Digital innovation boosts PMTCT outcomes as Kenya advances toward a resilient UHC framework

By Nick Maosa, Research Coordinator

Groundbreaking evidence on the role of digital health in strengthening HIV prevention and maternal care was unveiled during the KASH Conference 2026, held from February 10–13 at the Safari Park Hotel in Nairobi. Organized by the Kenya Medical Research Institute (KEMRI), the conference brought together leading scientists, innovators, and policymakers to discuss advancements aligned with the theme Scientific Research, Innovations, Technologies and Manufacturing for a Resilient Universal Health Coverage (UHC).

A major highlight of the conference from among the abstracts presented by the Global Health Innovation – GHI, was the presentation of a cluster-randomized trial evaluating the HIV Infant Tracking System (HITSystem v2.1)—an eHealth innovation designed to improve retention and guideline-adherent viral load monitoring within prevention of mother-to-child transmission (PMTCT) programs.

Digital Health Innovation Demonstrates Significant Impact on PMTCT Outcomes

Researchers presented evidence from a rigorously conducted trial across 12 public hospitals in Siaya, Kilifi, and Mombasa counties.

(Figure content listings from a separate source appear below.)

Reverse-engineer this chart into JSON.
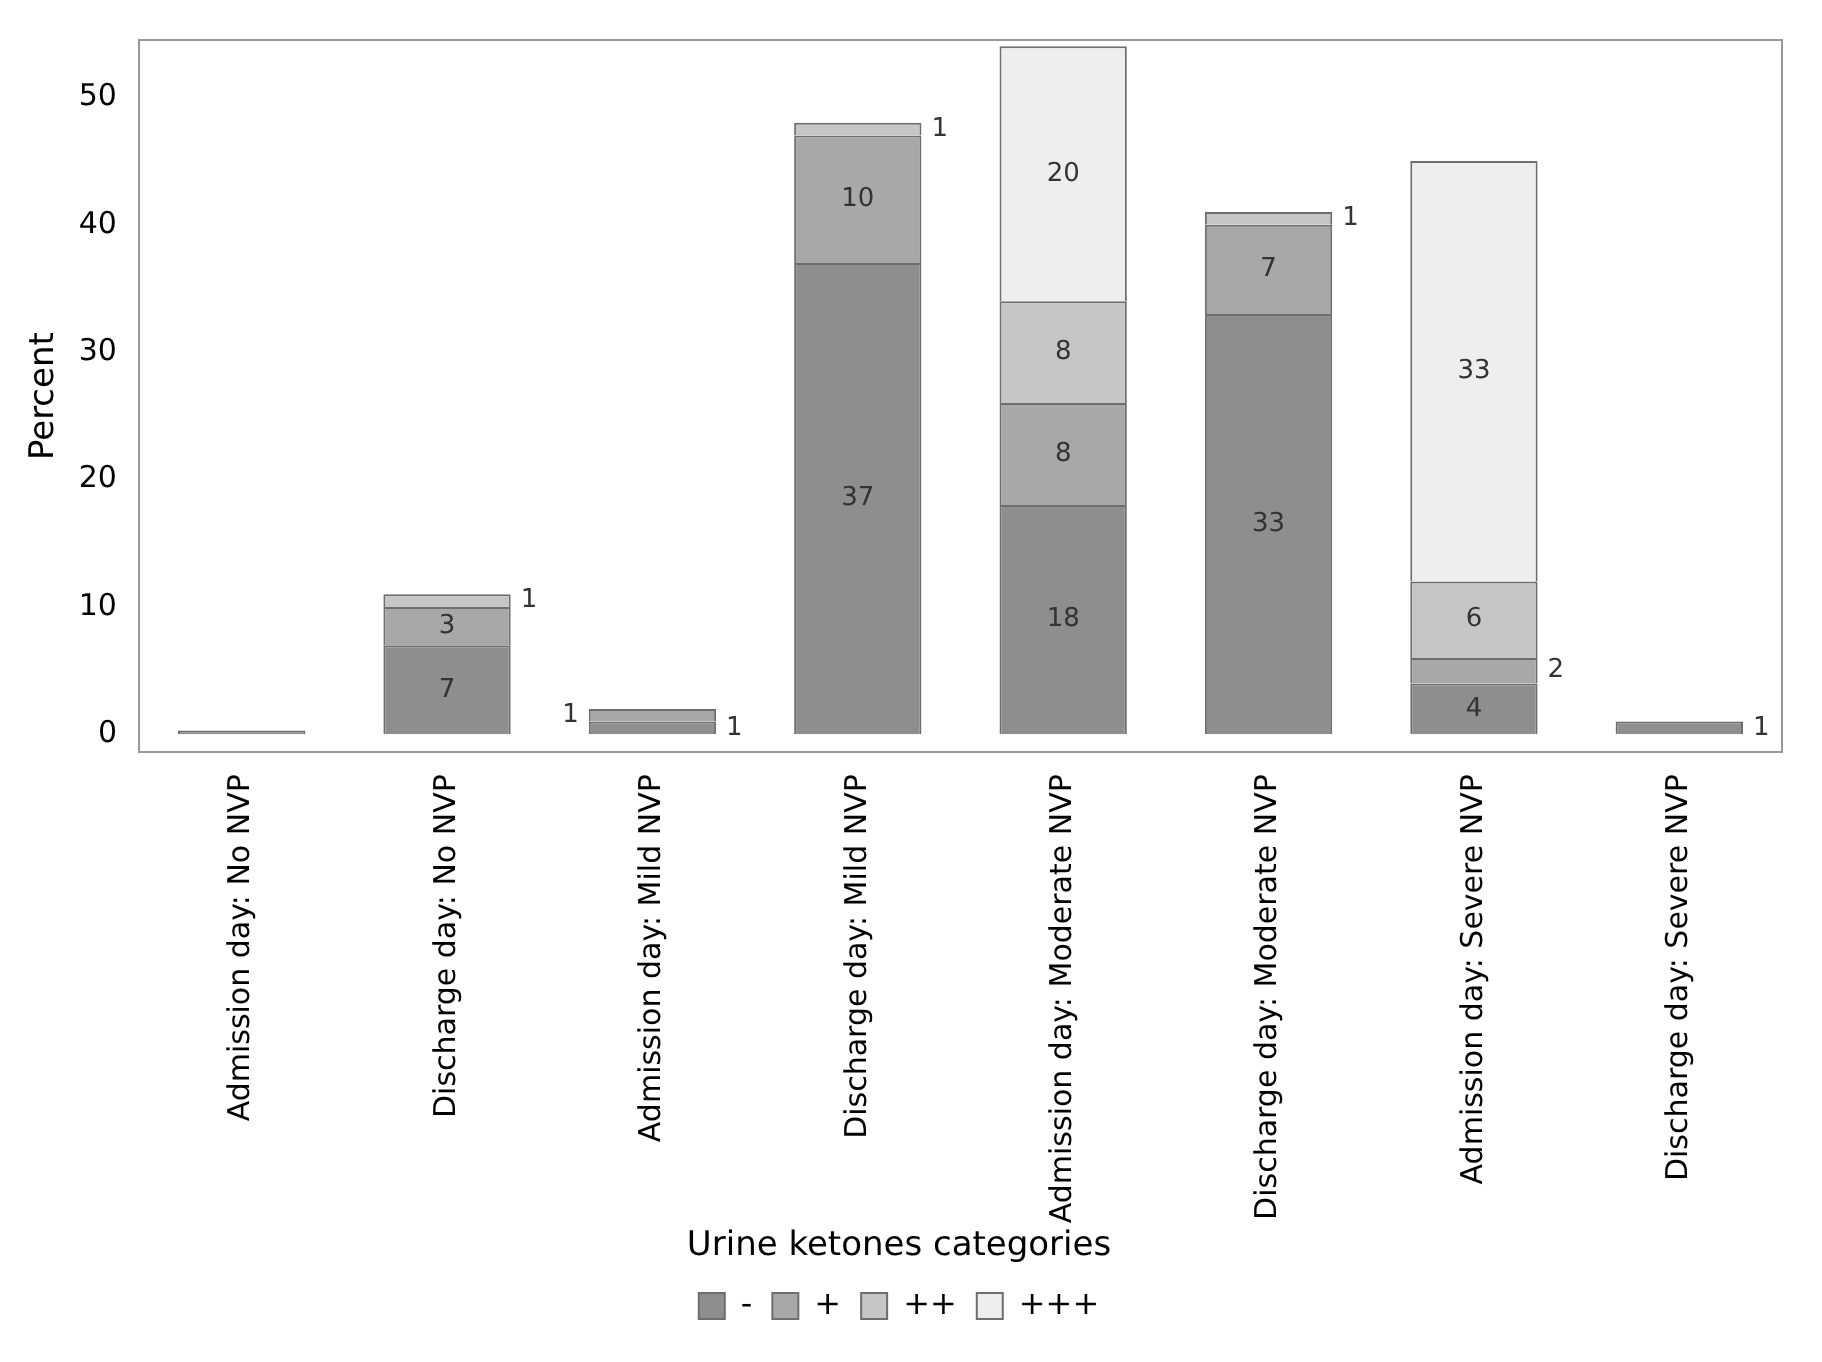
{
  "chart_data": {
    "type": "bar",
    "stacked": true,
    "ylabel": "Percent",
    "legend_title": "Urine ketones categories",
    "legend": "bottom",
    "grid": false,
    "categories": [
      "Admission day: No NVP",
      "Discharge day: No NVP",
      "Admission day: Mild NVP",
      "Discharge day: Mild NVP",
      "Admission day: Moderate NVP",
      "Discharge day: Moderate NVP",
      "Admission day: Severe NVP",
      "Discharge day: Severe NVP"
    ],
    "ylim": [
      -1.4,
      54.5
    ],
    "yticks": [
      0,
      10,
      20,
      30,
      40,
      50
    ],
    "series": [
      {
        "name": "-",
        "color": "#8e8e8e",
        "values": [
          0.3,
          7,
          1,
          37,
          18,
          33,
          4,
          1
        ],
        "value_labels": [
          null,
          "7",
          "1",
          "37",
          "18",
          "33",
          "4",
          "1"
        ]
      },
      {
        "name": "+",
        "color": "#a8a8a8",
        "values": [
          0,
          3,
          1,
          10,
          8,
          7,
          2,
          0
        ],
        "value_labels": [
          null,
          "3",
          "1",
          "10",
          "8",
          "7",
          "2",
          null
        ]
      },
      {
        "name": "++",
        "color": "#c6c6c6",
        "values": [
          0,
          1,
          0,
          1,
          8,
          1,
          6,
          0
        ],
        "value_labels": [
          null,
          "1",
          null,
          "1",
          "8",
          "1",
          "6",
          null
        ]
      },
      {
        "name": "+++",
        "color": "#eeeeee",
        "values": [
          0,
          0,
          0,
          0,
          20,
          0,
          33,
          0
        ],
        "value_labels": [
          null,
          null,
          null,
          null,
          "20",
          null,
          "33",
          null
        ]
      }
    ]
  }
}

The study enrolled 1,639 pregnant women living with HIV between October 2020 and January 2023, with 1,396 participants included in the final analysis.

The HITSystem v2.1, featuring automated provider alerts and client SMS reminders, was evaluated against standard of care. The system demonstrated clear benefits:

  1. – Women in HITSystem-supported facilities were twice as likely to complete all required PMTCT services from the first antenatal visit to six months postpartum (8% vs 4%; aOR 2.4).
  1. – A sensitivity analysis—excluding infant testing <7 weeks—confirmed a sustained two fold improvement (20% vs 10%; aOR 2.6).
  1. – Guideline-adherent antenatal viral load testing was significantly higher in HITSystem sites (58% vs 36%, aOR 2.5).
  1. – Postpartum viral load testing (68% vs 59%) and clinical action on unsuppressed results (79% vs 63%) were also higher, though not statistically significant.
  1. – Viral suppression rates at delivery (93% vs 92%) and at six months postpartum (88% vs 82%) remained comparable across arms.
  1. – Eight infants were diagnosed with HIV, reflecting a low 0.5% overall transmission rate.

Despite COVID-19 disruptions and nationwide reagent shortages due to the diming PEPFAR funding towards the end of the 5-year funding cycle, the study reported no adverse events, reinforcing the system’s safety and scalability.

Positioning Innovation at the Heart of Resilient UHC

The findings underscore the critical role of locally implemented digital technologies in strengthening health systems. By enhancing PMTCT retention, improving viral load monitoring, and supporting timely clinical action, HITSystem 2.1 exemplifies the type of innovation required to sustain Kenya’s progress toward UHC.

Presenters emphasized that digital health tools:

  1. – Bridge gaps in continuity of care
  1. – Support frontline health workers with real-time decision prompts
  1. – Improve patient follow-up and service uptake
  1. – Offset systemic challenges such as staffing shortages and supply chain disruptions

The trial’s success, occurring amid a global pandemic and logistics constraints, signals Kenya’s growing capacity to integrate resilient, technology-driven solutions within routine maternal and HIV care.

Strengthening Local Research and Technology Ecosystems

The presentation aligned strongly with the conference’s focus on science-driven innovation and local manufacturing as pillars for a robust health system. Delegates noted that sustained investment in research and development—as seen in the HITSystem study—continues to position Kenya as a continental leader in digital health transformation.

The research team highlighted the potential for national scale-up of the HITSystem, given its compatibility with Kenya’s evolving digital health architecture and UHC roadmap.

Conclusion

The evidence presented at KASH Conference 2026 demonstrates that digital innovations like the HITSystem v2.1 are instrumental in advancing resilient UHC in Kenya. By strengthening PMTCT outcomes, streamlining viral load monitoring, and supporting data-driven decision-making, such tools provide a clear pathway toward eliminating perinatal HIV transmission and enhancing maternal health outcomes nationwide.

As Kenya accelerates its UHC agenda, scientific research and technological innovation remain central to ensuring accessible, efficient, and equitable healthcare for all.